16. nandemo ◴[29 Oct 15 05:26 UTC] No.10469441[source]
True, they probably don't have the full card numbers. But if the new business can charge my card, then I don't think my card info is "safe".
17. nerdy ◴[29 Oct 15 05:36 UTC] No.10469467{5}[source]
Except this article says it is not served over SSL. There's even a huge graphic with an arrow pointing it out.

https://cdn-images-1.medium.com/max/1600/1*dLlQGvWTeMTB7PT_n...

replies(2): >>10469577 #>>10470544 #
18. jessedhillon ◴[29 Oct 15 06:24 UTC] No.10469577{6}[source]
That could just be the last four digits. When you create a token with Stripe, you do still get those back. Conceivably, they're showing 12 asterisks and the naked last four, while retaining the token Homejoy used with you so they can recharge -- although in order to do that, they would need Homejoy's Stripe API secret.
replies(1): >>10469756 #
19. shkkmo ◴[29 Oct 15 08:10 UTC] No.10469756{7}[source]

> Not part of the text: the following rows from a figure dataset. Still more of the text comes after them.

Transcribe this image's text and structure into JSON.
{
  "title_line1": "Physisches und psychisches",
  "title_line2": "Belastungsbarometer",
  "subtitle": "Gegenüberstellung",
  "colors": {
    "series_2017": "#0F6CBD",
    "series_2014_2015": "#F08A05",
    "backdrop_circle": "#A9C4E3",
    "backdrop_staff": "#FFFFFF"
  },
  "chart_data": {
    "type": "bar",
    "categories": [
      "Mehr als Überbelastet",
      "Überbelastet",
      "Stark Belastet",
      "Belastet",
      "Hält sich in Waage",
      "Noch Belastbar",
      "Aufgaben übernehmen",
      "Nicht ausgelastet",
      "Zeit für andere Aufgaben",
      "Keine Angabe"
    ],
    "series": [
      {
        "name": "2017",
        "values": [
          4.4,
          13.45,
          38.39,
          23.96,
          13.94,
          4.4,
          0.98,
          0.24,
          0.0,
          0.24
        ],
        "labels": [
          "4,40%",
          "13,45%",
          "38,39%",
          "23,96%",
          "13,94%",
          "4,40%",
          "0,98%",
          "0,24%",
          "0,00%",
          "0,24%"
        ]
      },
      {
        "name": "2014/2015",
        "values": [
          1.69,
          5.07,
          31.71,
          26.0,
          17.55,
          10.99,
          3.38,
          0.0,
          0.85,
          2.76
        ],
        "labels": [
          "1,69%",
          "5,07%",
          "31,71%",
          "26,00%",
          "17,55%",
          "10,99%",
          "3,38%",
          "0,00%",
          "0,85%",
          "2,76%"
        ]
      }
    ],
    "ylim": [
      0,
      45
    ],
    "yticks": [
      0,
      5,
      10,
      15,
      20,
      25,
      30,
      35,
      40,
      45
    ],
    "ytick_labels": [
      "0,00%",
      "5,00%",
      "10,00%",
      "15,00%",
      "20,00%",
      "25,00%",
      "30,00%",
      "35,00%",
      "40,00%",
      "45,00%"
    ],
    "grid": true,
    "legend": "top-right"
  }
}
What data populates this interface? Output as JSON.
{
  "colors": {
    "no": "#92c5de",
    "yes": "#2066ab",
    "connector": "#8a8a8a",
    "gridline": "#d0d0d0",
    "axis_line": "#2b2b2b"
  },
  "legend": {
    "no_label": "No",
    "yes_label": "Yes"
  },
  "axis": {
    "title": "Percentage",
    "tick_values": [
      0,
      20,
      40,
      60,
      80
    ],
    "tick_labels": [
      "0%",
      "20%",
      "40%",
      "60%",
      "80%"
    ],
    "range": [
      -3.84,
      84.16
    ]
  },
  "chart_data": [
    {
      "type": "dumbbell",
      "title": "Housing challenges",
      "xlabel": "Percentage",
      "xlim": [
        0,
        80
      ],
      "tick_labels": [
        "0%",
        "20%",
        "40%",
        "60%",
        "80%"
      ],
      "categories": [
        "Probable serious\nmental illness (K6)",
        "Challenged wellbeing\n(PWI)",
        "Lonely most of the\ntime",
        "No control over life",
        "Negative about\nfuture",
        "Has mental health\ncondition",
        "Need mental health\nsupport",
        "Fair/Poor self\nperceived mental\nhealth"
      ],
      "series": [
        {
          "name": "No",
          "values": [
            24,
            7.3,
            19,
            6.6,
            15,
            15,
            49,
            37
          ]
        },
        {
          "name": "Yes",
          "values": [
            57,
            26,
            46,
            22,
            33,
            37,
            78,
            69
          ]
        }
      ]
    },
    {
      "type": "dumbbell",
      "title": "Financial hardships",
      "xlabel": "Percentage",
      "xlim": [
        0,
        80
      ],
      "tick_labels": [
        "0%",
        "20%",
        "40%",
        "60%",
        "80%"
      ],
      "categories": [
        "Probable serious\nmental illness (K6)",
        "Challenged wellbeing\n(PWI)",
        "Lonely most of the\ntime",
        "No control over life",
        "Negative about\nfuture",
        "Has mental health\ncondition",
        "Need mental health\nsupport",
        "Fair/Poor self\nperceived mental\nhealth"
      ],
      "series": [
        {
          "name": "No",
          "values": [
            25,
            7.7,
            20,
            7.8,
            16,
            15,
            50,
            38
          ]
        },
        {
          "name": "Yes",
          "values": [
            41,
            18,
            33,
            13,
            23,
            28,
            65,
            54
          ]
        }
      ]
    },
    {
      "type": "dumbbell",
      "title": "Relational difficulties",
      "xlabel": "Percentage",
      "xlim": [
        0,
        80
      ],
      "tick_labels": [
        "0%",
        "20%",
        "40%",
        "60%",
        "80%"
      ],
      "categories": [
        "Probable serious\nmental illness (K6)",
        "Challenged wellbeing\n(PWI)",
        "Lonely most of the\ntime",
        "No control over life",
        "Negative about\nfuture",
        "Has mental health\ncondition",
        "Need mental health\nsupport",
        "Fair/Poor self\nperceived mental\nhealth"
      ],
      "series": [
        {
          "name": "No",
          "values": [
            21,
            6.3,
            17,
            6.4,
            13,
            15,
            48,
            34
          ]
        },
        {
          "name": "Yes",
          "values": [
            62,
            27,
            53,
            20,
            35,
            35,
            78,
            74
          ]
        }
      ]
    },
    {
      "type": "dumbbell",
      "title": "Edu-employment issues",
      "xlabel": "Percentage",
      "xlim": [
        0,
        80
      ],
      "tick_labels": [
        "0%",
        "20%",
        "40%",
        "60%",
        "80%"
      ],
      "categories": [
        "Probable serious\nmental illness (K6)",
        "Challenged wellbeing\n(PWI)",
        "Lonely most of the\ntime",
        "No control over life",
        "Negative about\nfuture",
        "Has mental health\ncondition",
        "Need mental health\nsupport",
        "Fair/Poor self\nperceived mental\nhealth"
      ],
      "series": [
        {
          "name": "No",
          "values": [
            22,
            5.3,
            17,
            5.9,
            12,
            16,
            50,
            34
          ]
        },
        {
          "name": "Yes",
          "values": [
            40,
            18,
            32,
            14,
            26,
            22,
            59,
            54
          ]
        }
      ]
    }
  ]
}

The last four digits are still plenty sensitive enough to make serving them over http blatantly irresponsible.
replies(1): >>10469938 #
20. jmathai ◴[29 Oct 15 08:20 UTC] No.10469774{4}[source]
Thanks for clarifying that. Did not know.
21. chris_wot ◴[29 Oct 15 09:31 UTC] No.10469938{8}[source]
It's not just that - it allows you to update your credit card over unencrypted http.
22. ceejayoz ◴[29 Oct 15 12:46 UTC] No.10470544{6}[source]
Yes. That's a problem, certainly. I'm just pointing out that Stripe's "are you PCI compliant" process is pretty low-key.